Her research is aimed towards finding ways for networks to perform their best for the end-user. One of her projects was studying multi-hop wireless networks. She looked at the performance of a wireless network with a specific physical placement of wireless nodes and a specific traffic load. Her research, conducted with co-workers, suggested that 'shortest path routes' aren't always the optimum. Instead, there is a potential to provide much better performance through interference-aware routing.

Qiu is also interested in exploring the impact of selfish users in both Internet and wireless networks. "A recent trend in routing research is to avoid network-level inefficiencies by allowing hosts to choose their own routes using either source routing or overlay routing," said Qiu.

"Such routing schemes are considered selfish because the decisions are no longer based on system-wide criteria," she explained.

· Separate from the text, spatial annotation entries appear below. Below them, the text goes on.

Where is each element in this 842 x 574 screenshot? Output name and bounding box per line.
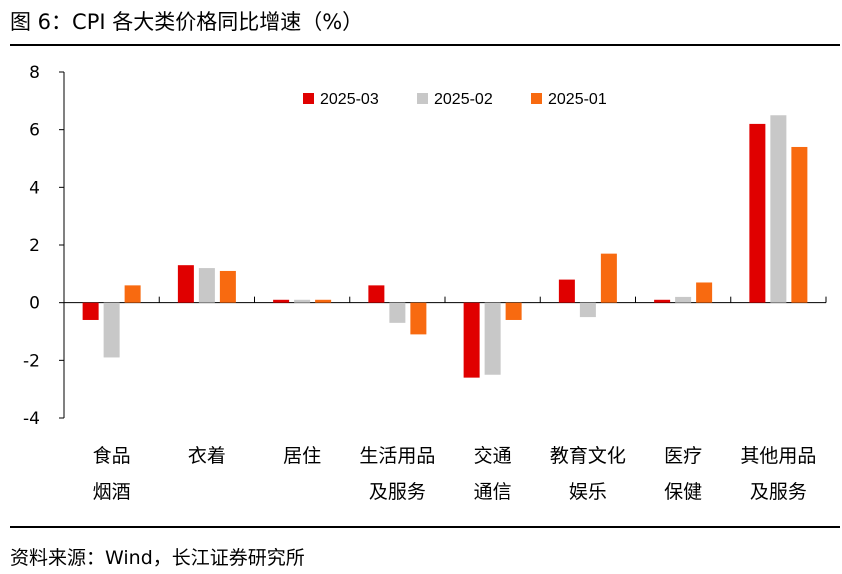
category-label: 医疗 <box>664 445 702 467</box>
legend-label-2025-02: 2025-02 <box>434 91 493 108</box>
bar-2025-02-2 <box>294 299 311 303</box>
category-label: 通信 <box>474 481 512 503</box>
legend-label-2025-01: 2025-01 <box>548 91 607 108</box>
y-tick-label: -4 <box>23 409 40 429</box>
category-label: 食品 <box>93 445 131 467</box>
category-label: 及服务 <box>750 481 807 503</box>
bar-2025-01-2 <box>315 299 332 303</box>
source-note: 资料来源：Wind，长江证券研究所 <box>10 547 305 569</box>
bar-2025-02-7 <box>770 115 787 303</box>
legend-swatch-2025-02 <box>417 93 428 104</box>
bar-2025-03-1 <box>177 265 194 303</box>
legend: 2025-03 2025-02 2025-01 <box>303 91 607 108</box>
legend-swatch-2025-03 <box>303 93 314 104</box>
bar-2025-03-4 <box>463 302 480 378</box>
category-label: 教育文化 <box>550 445 626 467</box>
bar-2025-01-3 <box>410 302 427 335</box>
bar-2025-03-2 <box>273 299 290 303</box>
bar-2025-02-3 <box>389 302 406 323</box>
category-label: 保健 <box>664 481 702 503</box>
y-tick-label: 0 <box>29 294 40 314</box>
title-divider <box>10 44 840 46</box>
y-tick-label: 8 <box>29 63 40 83</box>
category-label: 居住 <box>283 445 321 467</box>
legend-label-2025-03: 2025-03 <box>320 91 379 108</box>
y-tick-label: -2 <box>23 351 40 371</box>
y-tick-label: 6 <box>29 121 40 141</box>
bar-2025-02-5 <box>579 302 596 318</box>
footer-divider <box>10 526 840 528</box>
bar-2025-02-1 <box>198 268 215 303</box>
bar-2025-02-6 <box>675 296 692 303</box>
category-label: 其他用品 <box>740 445 816 467</box>
bar-2025-01-4 <box>505 302 522 320</box>
category-label: 烟酒 <box>93 481 131 503</box>
legend-swatch-2025-01 <box>531 93 542 104</box>
bar-2025-03-6 <box>654 299 671 303</box>
y-axis-ticks: 8 6 4 2 0 -2 -4 <box>23 63 827 429</box>
bar-2025-01-0 <box>124 285 141 303</box>
bars <box>82 115 808 378</box>
y-tick-label: 2 <box>29 236 40 256</box>
bar-2025-01-5 <box>600 253 617 303</box>
bar-2025-03-7 <box>749 123 766 303</box>
bar-2025-02-4 <box>484 302 501 375</box>
category-label: 娱乐 <box>569 481 607 503</box>
bar-2025-03-5 <box>558 279 575 303</box>
y-tick-label: 4 <box>29 178 40 198</box>
bar-2025-01-6 <box>696 282 713 303</box>
category-label: 交通 <box>474 445 512 467</box>
bar-2025-02-0 <box>103 302 120 358</box>
chart-title: 图 6：CPI 各大类价格同比增速（%） <box>10 10 364 34</box>
bar-2025-01-7 <box>791 146 808 303</box>
bar-2025-03-0 <box>82 302 99 320</box>
category-label: 及服务 <box>369 481 426 503</box>
bar-2025-01-1 <box>219 270 236 303</box>
bar-2025-03-3 <box>368 285 385 303</box>
category-label: 衣着 <box>188 445 226 467</box>
category-label: 生活用品 <box>359 445 435 467</box>
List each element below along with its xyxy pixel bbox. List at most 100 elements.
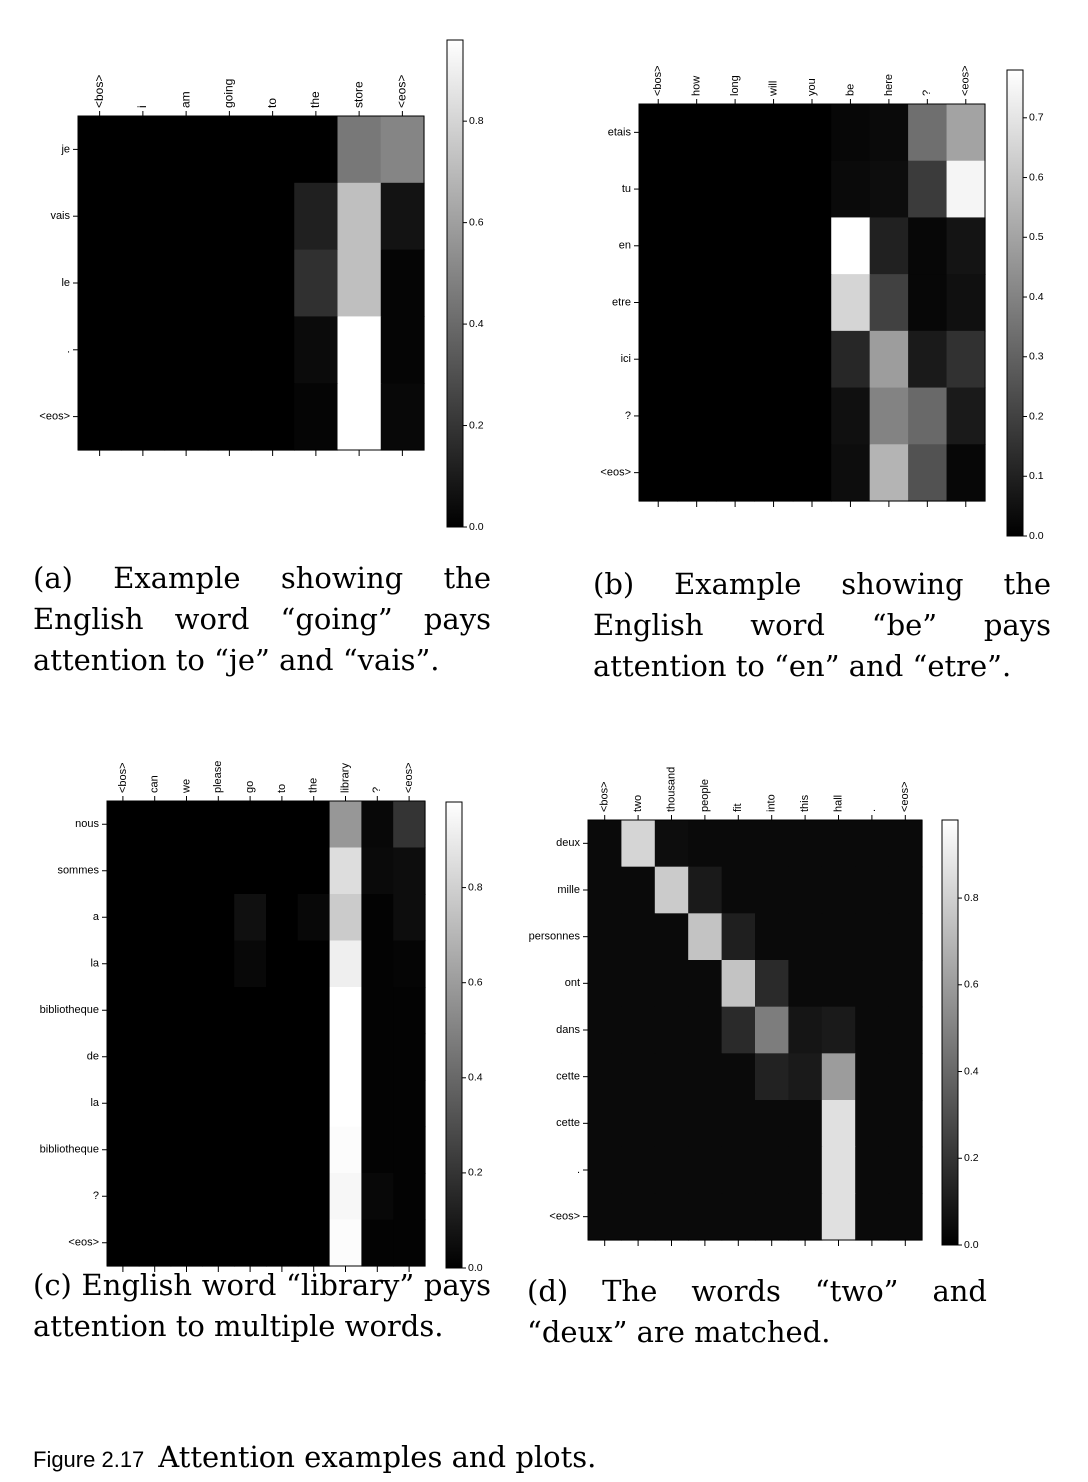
colorbar-tick-label: 0.6 [1029,171,1044,183]
heatmap-cell [393,847,426,895]
heatmap-cell [888,1100,923,1148]
heatmap-cell [788,960,823,1008]
heatmap-frame [106,800,426,1267]
heatmap-cell [688,1006,723,1054]
heatmap-cell [888,1193,923,1241]
heatmap-cell [855,1146,890,1194]
heatmap-cell [207,182,252,251]
heatmap-cell [138,1173,172,1221]
heatmap-cell [788,1193,823,1241]
heatmap-cell [202,894,235,942]
heatmap-cell [831,217,871,275]
heatmap-cell [621,866,656,914]
caption-b: (b) Example showing the English word “be… [593,567,1051,683]
x-tick-label: this [799,794,811,812]
colorbar-tick-label: 0.6 [468,976,483,988]
heatmap-cell [946,104,986,162]
heatmap-cell [946,444,986,502]
heatmap-cell [107,801,140,849]
colorbar-tick-label: 0.1 [1029,470,1044,482]
heatmap-cell [234,1173,267,1221]
heatmap-cell [297,1033,331,1081]
heatmap-cell [266,847,299,895]
heatmap-cell [721,1100,756,1148]
heatmap-cell [755,1053,789,1101]
heatmap-cell [888,820,923,868]
y-tick-label: dans [556,1024,580,1036]
heatmap-cell [869,444,909,502]
heatmap-cell [688,1100,723,1148]
heatmap-cell [380,182,425,251]
heatmap-cell [754,160,794,219]
heatmap-cell [755,1146,789,1194]
x-tick-label: library [339,763,351,793]
heatmap-cell [138,1080,172,1128]
heatmap-cell [792,274,832,332]
heatmap-cell [621,1146,656,1194]
heatmap-cell [337,383,382,451]
caption-a: (a) Example showing the English word “go… [33,561,491,677]
heatmap-cell [361,1033,394,1081]
heatmap-cell [164,383,209,451]
heatmap-cell [393,987,426,1035]
heatmap-cell [721,1053,756,1101]
x-tick-label: please [212,761,224,793]
heatmap-cell [869,274,909,332]
colorbar-tick-label: 0.2 [469,419,484,431]
heatmap-cell [380,249,425,317]
heatmap-cell [393,940,426,988]
heatmap-cell [393,894,426,942]
heatmap-cell [294,116,339,184]
y-tick-label: la [90,1097,99,1109]
x-tick-label: fit [732,803,744,812]
heatmap-cell [266,1080,299,1128]
y-tick-label: a [93,911,100,923]
heatmap-cell [107,1126,140,1174]
x-tick-label: i [135,105,149,108]
y-tick-label: <eos> [549,1211,580,1223]
heatmap-cell [170,940,203,988]
heatmap-cell [297,1173,331,1221]
y-tick-label: ont [565,977,580,989]
heatmap-panel-b: <bos> how long will you be here? <eos> etais tu en… [600,65,1044,541]
heatmap-cell [234,894,267,942]
heatmap-cell [654,1053,689,1101]
colorbar-tick-label: 0.6 [964,979,979,991]
heatmap-cell [337,316,382,384]
heatmap-cell [138,894,172,942]
heatmap-cell [297,987,331,1035]
colorbar-tick-label: 0.2 [1029,410,1044,422]
heatmap-cell [170,1033,203,1081]
heatmap-cell [393,1126,426,1174]
heatmap-cell [234,1126,267,1174]
heatmap-cells [639,104,986,502]
heatmap-cell [621,1006,656,1054]
heatmap-cell [170,847,203,895]
heatmap-cell [361,1126,394,1174]
heatmap-cell [107,1080,140,1128]
colorbar-tick-label: 0.4 [469,318,484,330]
heatmap-cell [266,987,299,1035]
heatmap-cell [855,820,890,868]
heatmap-cell [869,387,909,445]
y-tick-label: sommes [57,865,99,877]
x-tick-label: <bos> [599,781,611,812]
y-tick-label: de [87,1051,99,1063]
heatmap-cell [869,104,909,162]
heatmap-cell [621,960,656,1008]
heatmap-cell [266,940,299,988]
heatmap-cell [755,960,789,1008]
x-tick-label: people [699,779,711,812]
heatmap-cell [688,1053,723,1101]
x-tick-label: <eos> [395,75,409,108]
heatmap-cell [138,1126,172,1174]
heatmap-cell [888,1006,923,1054]
heatmap-cell [329,1080,362,1128]
y-tick-label: bibliotheque [40,1144,99,1156]
heatmap-cell [946,330,986,389]
y-tick-label: ? [93,1190,99,1202]
heatmap-cell [297,847,331,895]
heatmap-cell [654,820,689,868]
heatmap-cell [715,330,755,389]
heatmap-cell [361,987,394,1035]
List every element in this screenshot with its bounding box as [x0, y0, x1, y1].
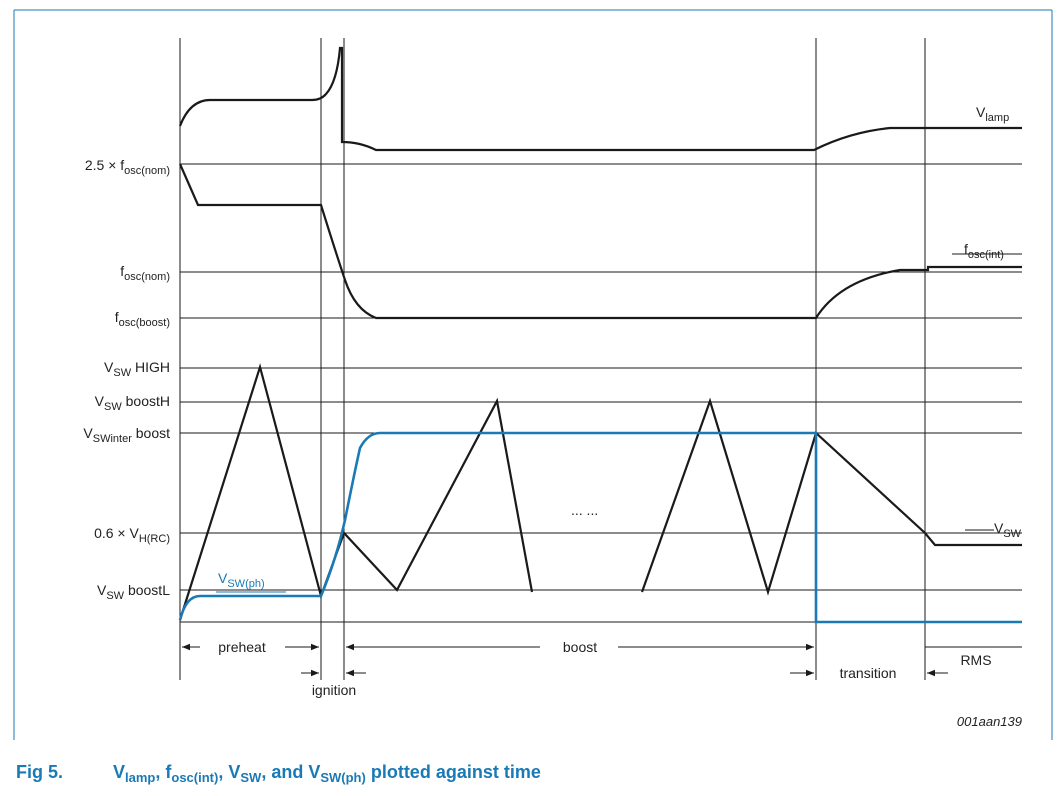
phase-rms: RMS: [960, 652, 991, 668]
phase-preheat: preheat: [218, 639, 266, 655]
vsw-trace-right: [640, 397, 1022, 596]
label-vsw-inter-boost: VSWinter boost: [83, 425, 170, 445]
phase-boundaries: [179, 38, 926, 680]
vlamp-label: Vlamp: [976, 104, 1009, 124]
phase-boost: boost: [563, 639, 597, 655]
fosc-trace: [178, 163, 1022, 320]
figure-id: 001aan139: [957, 714, 1022, 729]
label-vsw-high: VSW HIGH: [104, 359, 170, 379]
label-2-5-fosc-nom: 2.5 × fosc(nom): [85, 157, 170, 177]
phase-transition: transition: [840, 665, 897, 681]
level-lines: [180, 163, 1022, 623]
y-axis-labels: 2.5 × fosc(nom) fosc(nom) fosc(boost) VS…: [83, 157, 170, 602]
label-vsw-boosth: VSW boostH: [95, 393, 170, 413]
vsw-ph-label: VSW(ph): [218, 570, 265, 590]
vsw-trace: [178, 363, 534, 621]
label-vsw-boostl: VSW boostL: [97, 582, 170, 602]
figure-caption: Fig 5. Vlamp, fosc(int), VSW, and VSW(ph…: [16, 762, 541, 785]
phase-arrows: [182, 643, 1022, 677]
phase-ignition: ignition: [312, 682, 356, 698]
caption-number: Fig 5.: [16, 762, 63, 782]
ellipsis-text: ... ...: [571, 502, 598, 518]
label-fosc-boost: fosc(boost): [115, 309, 170, 329]
vsw-label: VSW: [994, 520, 1022, 540]
vsw-ph-trace: [178, 431, 1022, 624]
label-vh-rc: 0.6 × VH(RC): [94, 525, 170, 545]
label-fosc-nom: fosc(nom): [120, 263, 170, 283]
fosc-int-label: fosc(int): [964, 241, 1004, 261]
vlamp-trace: [178, 46, 1022, 152]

Theoretical results showing that selfish routing can result in sub-optimal performance have cast doubts on this approach. However, using realistic topologies and traffic demands, Qiu's research shows that selfish routing achieves close to optimal latency in such environments. Her work also points out selfish routing poses new research challenges to network engineering.

Qiu believes that technology can make our lives easier and more entertaining. However, she'd like to think that it won't replace more personal forms of communication.

"Technology sometimes helps bring people closer, but not always. Nowadays when holidays come, we send e-cards to friends instead of phone calls or making a personal visit. It would be nice to use technology to assist but not replace personal communication."